Dans la même rubrique
Responding to Emerging Dissensus: Supranational Instruments & Norms of European Liberal Democracy
RED-SPINEL is a 36-month long, 3.2 million euro, interdisciplinary, international and intersectoral project involving seven higher education institutions: Université libre de Bruxelles, Libera Università Internazionale degli Studi Sociali Guido Carli, Universiteit van Amsterdam, Universitatea Babeș-Bolyai, HEC Paris, Uniwersytet Mikołaja Kopernika w Toruniu and the University of Warwick. They are joined in the consortium by four non-academic partners: Peace Action, Training and Research Institute in Romania, Milieu Consulting, Magyar Helsinki Bizottság / Hungarian Helsinki Committee and Stichting Nederlands Instituut voor Internationale Betrekkingen Clingendael across eight European countries.
The project obtained an outstanding 14/15 evaluation score and was praised for its ambitious theoretical and innovative aims as well as for the quality of the consortium membership and the research agenda that it establishes.
RED-SPINEL, submitted in the call HORIZON-CL2-2021-DEMOCRACY-01-01, is the second project obtained this year by the IEE-ULB, recently selected as Jean Monnet Centre of Excellence, with the project EUqualis.
Unpacking dissensus around liberal democracy
RED-SPINEL analyses the changing nature of dissensus surrounding liberal democracy and its implications for EU supranational policy instruments. It will unpack the inter-connected drivers of contemporary dissensus surrounding liberal democracy.
Its concept-building effort centred on the notion of ‘dissensus’ will explore how contemporary dissensus surrounding liberal democracy differs from previous debates and which more fundamental questions it raises about future democratic practices and the rule of law.
RED-SPINEL will provide a typology of said dissensus, map the principal actors of the dissensus in Europe and unpack its two underlying drivers – i.e., heightened internal contestation over liberal democracy and external competition from alternative illiberal models.

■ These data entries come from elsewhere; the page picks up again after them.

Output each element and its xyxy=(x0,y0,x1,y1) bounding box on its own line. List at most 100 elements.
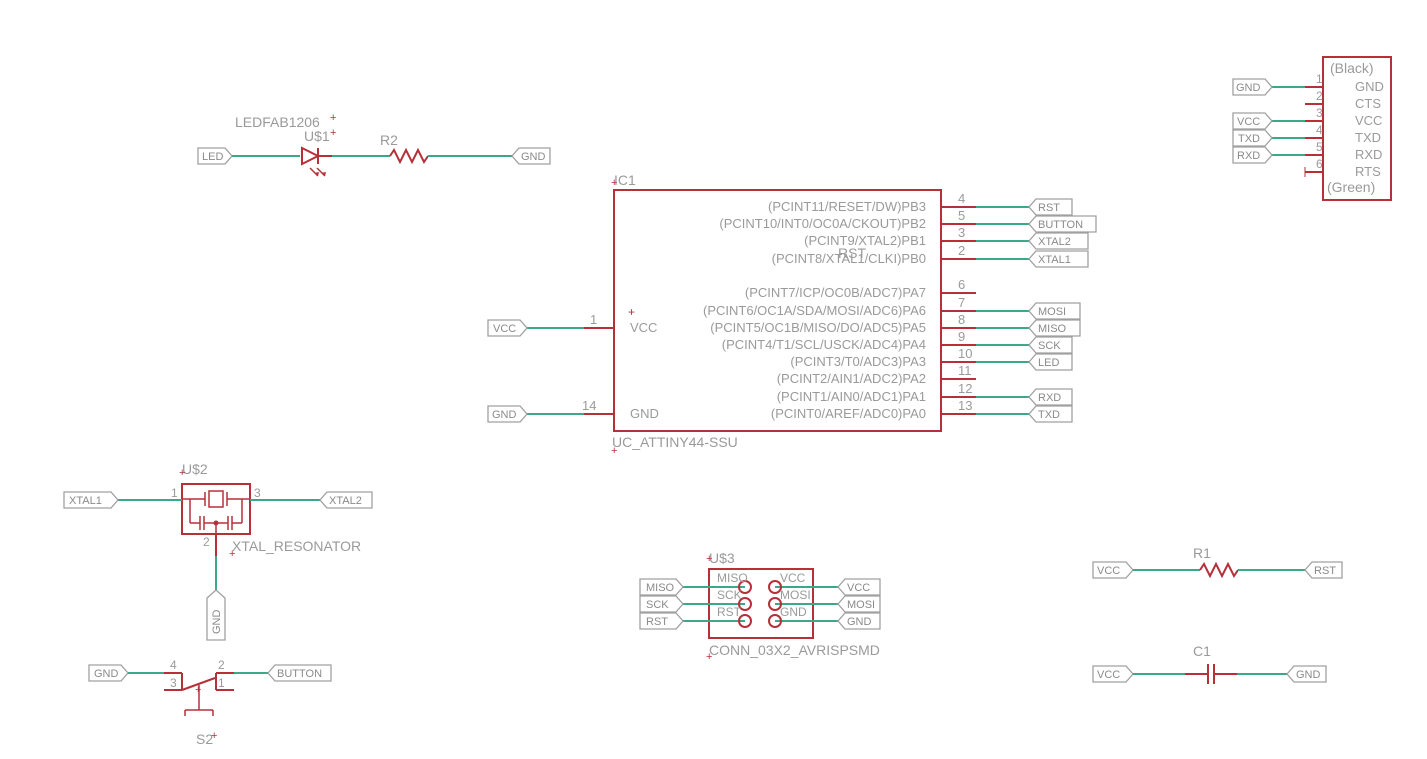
ftdi-header: (Black) (Green) 1 GND GND 2 CTS 3 VCC VC… xyxy=(1232,56,1392,201)
svg-text:TXD: TXD xyxy=(1038,409,1060,421)
net-flag-led[interactable]: LED xyxy=(197,147,233,165)
led-symbol[interactable] xyxy=(301,146,332,177)
svg-text:+: + xyxy=(611,177,617,189)
svg-text:MISO: MISO xyxy=(646,582,675,594)
net-flag-gnd[interactable]: GND xyxy=(1232,78,1273,96)
svg-text:VCC: VCC xyxy=(493,323,516,335)
ftdi-body[interactable] xyxy=(1322,56,1392,201)
net-flag-miso[interactable]: MISO xyxy=(1028,319,1081,337)
ic1-pin-num: 8 xyxy=(958,312,965,327)
ic1-pin-row: (PCINT8/XTAL1/CLKI)PB0 2 XTAL1 xyxy=(772,243,1089,268)
net-flag-gnd[interactable]: GND xyxy=(1286,665,1327,683)
svg-text:VCC: VCC xyxy=(1097,565,1120,577)
ic1-pin-num: 12 xyxy=(958,381,972,396)
u2-pin-num: 2 xyxy=(203,535,210,549)
switch-s2: GND 4 3 2 1 S2 + + BUTTON xyxy=(88,658,332,747)
ftdi-pin-num: 1 xyxy=(1316,72,1323,86)
svg-text:VCC: VCC xyxy=(1237,116,1260,128)
ftdi-pin-num: 3 xyxy=(1316,106,1323,120)
net-flag-xtal2[interactable]: XTAL2 xyxy=(1028,232,1089,250)
svg-text:TXD: TXD xyxy=(1238,133,1260,145)
ic1-value-label: UC_ATTINY44-SSU xyxy=(612,434,738,450)
net-flag-vcc[interactable]: VCC xyxy=(1092,665,1134,683)
c1-symbol[interactable] xyxy=(1185,664,1237,684)
ic1-rst-label: RST xyxy=(838,245,866,261)
svg-text:GND: GND xyxy=(1296,669,1321,681)
net-flag-rxd[interactable]: RXD xyxy=(1232,146,1273,164)
r1-symbol[interactable] xyxy=(1199,561,1239,579)
ic1-pin-num: 9 xyxy=(958,329,965,344)
ic1-pin-num: 2 xyxy=(958,243,965,258)
net-flag-rst[interactable]: RST xyxy=(1028,198,1073,216)
s2-pin-num: 2 xyxy=(218,658,225,672)
svg-text:XTAL1: XTAL1 xyxy=(69,495,102,507)
net-flag-vcc[interactable]: VCC xyxy=(1232,112,1273,130)
svg-text:MOSI: MOSI xyxy=(1038,306,1066,318)
avrisp-pad xyxy=(738,597,752,611)
net-flag-gnd[interactable]: GND xyxy=(511,147,551,165)
origin-cross: + xyxy=(330,127,336,139)
u2-pin-num: 3 xyxy=(254,486,261,500)
net-flag-mosi[interactable]: MOSI xyxy=(837,595,881,613)
resistor-r2[interactable] xyxy=(389,147,429,165)
ic1-pin-name: (PCINT9/XTAL2)PB1 xyxy=(804,233,926,248)
net-flag-vcc[interactable]: VCC xyxy=(487,319,528,337)
net-flag-rxd[interactable]: RXD xyxy=(1028,388,1073,406)
svg-text:XTAL2: XTAL2 xyxy=(1038,236,1071,248)
ftdi-top-label: (Black) xyxy=(1330,60,1374,76)
ftdi-pin-name: TXD xyxy=(1355,130,1381,145)
net-flag-vcc[interactable]: VCC xyxy=(1092,561,1134,579)
ic1-pin-num: 3 xyxy=(958,225,965,240)
svg-text:+: + xyxy=(195,684,201,696)
net-flag-txd[interactable]: TXD xyxy=(1232,129,1273,147)
net-flag-rst[interactable]: RST xyxy=(639,612,684,630)
net-flag-xtal1[interactable]: XTAL1 xyxy=(1028,250,1089,268)
svg-text:XTAL2: XTAL2 xyxy=(329,495,362,507)
net-flag-gnd[interactable]: GND xyxy=(837,612,881,630)
svg-text:+: + xyxy=(611,445,617,457)
net-flag-xtal1[interactable]: XTAL1 xyxy=(63,491,119,509)
ic1-pin-name: (PCINT10/INT0/OC0A/CKOUT)PB2 xyxy=(719,216,926,231)
ic1-pin-num: 11 xyxy=(958,363,972,378)
ic1-right-pins: (PCINT11/RESET/DW)PB34RST(PCINT10/INT0/O… xyxy=(703,191,1097,423)
svg-text:RST: RST xyxy=(1314,565,1336,577)
resistor-r1: VCC R1 RST xyxy=(1092,545,1343,579)
net-flag-button[interactable]: BUTTON xyxy=(1028,215,1097,233)
net-flag-sck[interactable]: SCK xyxy=(1028,336,1073,354)
ic1-pin-row: (PCINT2/AIN1/ADC2)PA2 11 xyxy=(777,363,976,386)
net-flag-gnd[interactable]: GND xyxy=(206,589,226,641)
net-flag-rst[interactable]: RST xyxy=(1304,561,1343,579)
svg-text:GND: GND xyxy=(211,610,223,635)
net-flag-led-text: LED xyxy=(202,151,223,163)
ic1-pin-name: (PCINT2/AIN1/ADC2)PA2 xyxy=(777,371,926,386)
net-flag-mosi[interactable]: MOSI xyxy=(1028,302,1081,320)
svg-text:GND: GND xyxy=(492,409,517,421)
avrisp-pin-label: RST xyxy=(717,605,742,619)
avrisp-pad xyxy=(738,580,752,594)
net-flag-xtal2[interactable]: XTAL2 xyxy=(319,491,373,509)
net-flag-button[interactable]: BUTTON xyxy=(267,664,332,682)
avrisp-pad xyxy=(768,580,782,594)
ic1-pin-name: (PCINT3/T0/ADC3)PA3 xyxy=(790,354,926,369)
net-flag-miso[interactable]: MISO xyxy=(639,578,684,596)
switch-symbol[interactable] xyxy=(164,672,234,716)
s2-pin-num: 1 xyxy=(218,676,225,690)
u2-pin-num: 1 xyxy=(171,486,178,500)
net-flag-txd[interactable]: TXD xyxy=(1028,405,1073,423)
net-flag-led[interactable]: LED xyxy=(1028,353,1073,371)
ic1-pin-num: 4 xyxy=(958,191,965,206)
net-flag-vcc[interactable]: VCC xyxy=(837,578,881,596)
net-flag-gnd[interactable]: GND xyxy=(487,405,528,423)
ic1-pin-name: (PCINT8/XTAL1/CLKI)PB0 xyxy=(772,251,926,266)
ic1-pin-num: 10 xyxy=(958,346,972,361)
net-flag-gnd[interactable]: GND xyxy=(88,664,129,682)
ftdi-pin-num: 4 xyxy=(1316,123,1323,137)
net-flag-sck[interactable]: SCK xyxy=(639,595,684,613)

Empirically, RED-SPINEL will focus on the key policy instruments and legal mechanisms shaping the EU’s efforts in support of democracy and the rule of law. The studied instruments include the EU rule of law toolbox, the neighbourhood and accession instruments, the European semester, fundamental rights and judicial instruments, as well as citizen participation platforms.
Furthermore, through a series of stakeholder events, RED-SPINEL will flesh out the implications of its findings for public policy stakeholders (i.e. legal professionals, policymakers, European youth) as well as EU instruments aimed at responding to said dissensus.
The project will develop a range of scientifically informed policy recommendations and capacity-building efforts able to foster innovative democratic practices able to respond to the present-day dissensus.